Steel can be used as an interesting and inexpensive facade treatment. In Portland, Oregon, an industrial designer's house blends economy and simplicity: Black corrugated steel gives it a distinctive facade, while keeping costs down.
Architect Reinhold Andris has lived in his house in southwestern Germany since 1998. Seventeen years on, the structure remains emblematic of his modernist perspective. “It’s a very open architecture,” he says, noting the near-invisible steel frame and pervasive use of glass. Unlike the traditional stone houses in the neighborhood, Andris’s home feels lightweight, thanks in part to the split-level plan and spatial fluidity. “When the sun moves through the house, it creates thousands of different situations of light,” he explains. “It’s still interesting to me.”
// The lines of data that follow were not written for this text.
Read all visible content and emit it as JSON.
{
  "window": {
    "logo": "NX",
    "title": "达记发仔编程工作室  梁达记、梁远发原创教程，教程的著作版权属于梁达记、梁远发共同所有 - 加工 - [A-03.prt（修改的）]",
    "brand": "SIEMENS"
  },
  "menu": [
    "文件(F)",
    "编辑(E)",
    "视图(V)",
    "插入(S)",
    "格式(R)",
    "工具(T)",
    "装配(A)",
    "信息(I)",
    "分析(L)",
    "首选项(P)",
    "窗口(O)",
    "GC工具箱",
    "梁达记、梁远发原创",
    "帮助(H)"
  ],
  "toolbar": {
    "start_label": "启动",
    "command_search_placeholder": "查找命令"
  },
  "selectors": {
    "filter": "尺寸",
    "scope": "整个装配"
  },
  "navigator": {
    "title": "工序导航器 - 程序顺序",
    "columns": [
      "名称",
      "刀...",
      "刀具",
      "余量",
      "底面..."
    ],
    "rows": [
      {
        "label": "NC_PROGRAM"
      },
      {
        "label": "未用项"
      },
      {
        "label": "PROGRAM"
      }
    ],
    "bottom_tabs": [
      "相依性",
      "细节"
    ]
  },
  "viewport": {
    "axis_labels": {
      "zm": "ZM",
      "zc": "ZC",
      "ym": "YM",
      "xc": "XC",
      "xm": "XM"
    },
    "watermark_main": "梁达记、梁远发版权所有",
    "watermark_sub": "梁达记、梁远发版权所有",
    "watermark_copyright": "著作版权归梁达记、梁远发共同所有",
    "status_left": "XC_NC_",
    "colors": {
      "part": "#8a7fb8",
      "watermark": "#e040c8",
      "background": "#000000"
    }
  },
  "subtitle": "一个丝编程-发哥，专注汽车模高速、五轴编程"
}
When David McAdam, co-owner and chief dreamer of Blue Sky Homes, bought 2.5 acres of cactus-studded land near Palm Springs, California, he didn’t know what kind of getaway he wanted to build, but he did know one thing: no wood. “It’s boring, and I see how it works in the desert. It gets destroyed,” he says, remembering the damage he’d seen other houses suffer in the unrelenting sun. In building this affordable, sustainable, and prefabricated home, he opted for a steel framing system.
Edge Studio's apartment building with its glass-and-steel facade is a glowing example of the urban renaissance that's gripping Steel City. The 947 Liberty Lofts, in downtown Pittsburgh’s Penn-Liberty Historic District, is one of developer Eve Picker’s efforts to bring the city core back to life. A 20-foot setback leaves room for an outdoor café that bustles at lunchtime. The 15-foot sculptures were created by James Simon, a Pittsburgh artist.
Colorful and corrugated, shipping containers make for a compelling—and sustainable—steel building material, as this cost-efficient home in Costa Rica shows.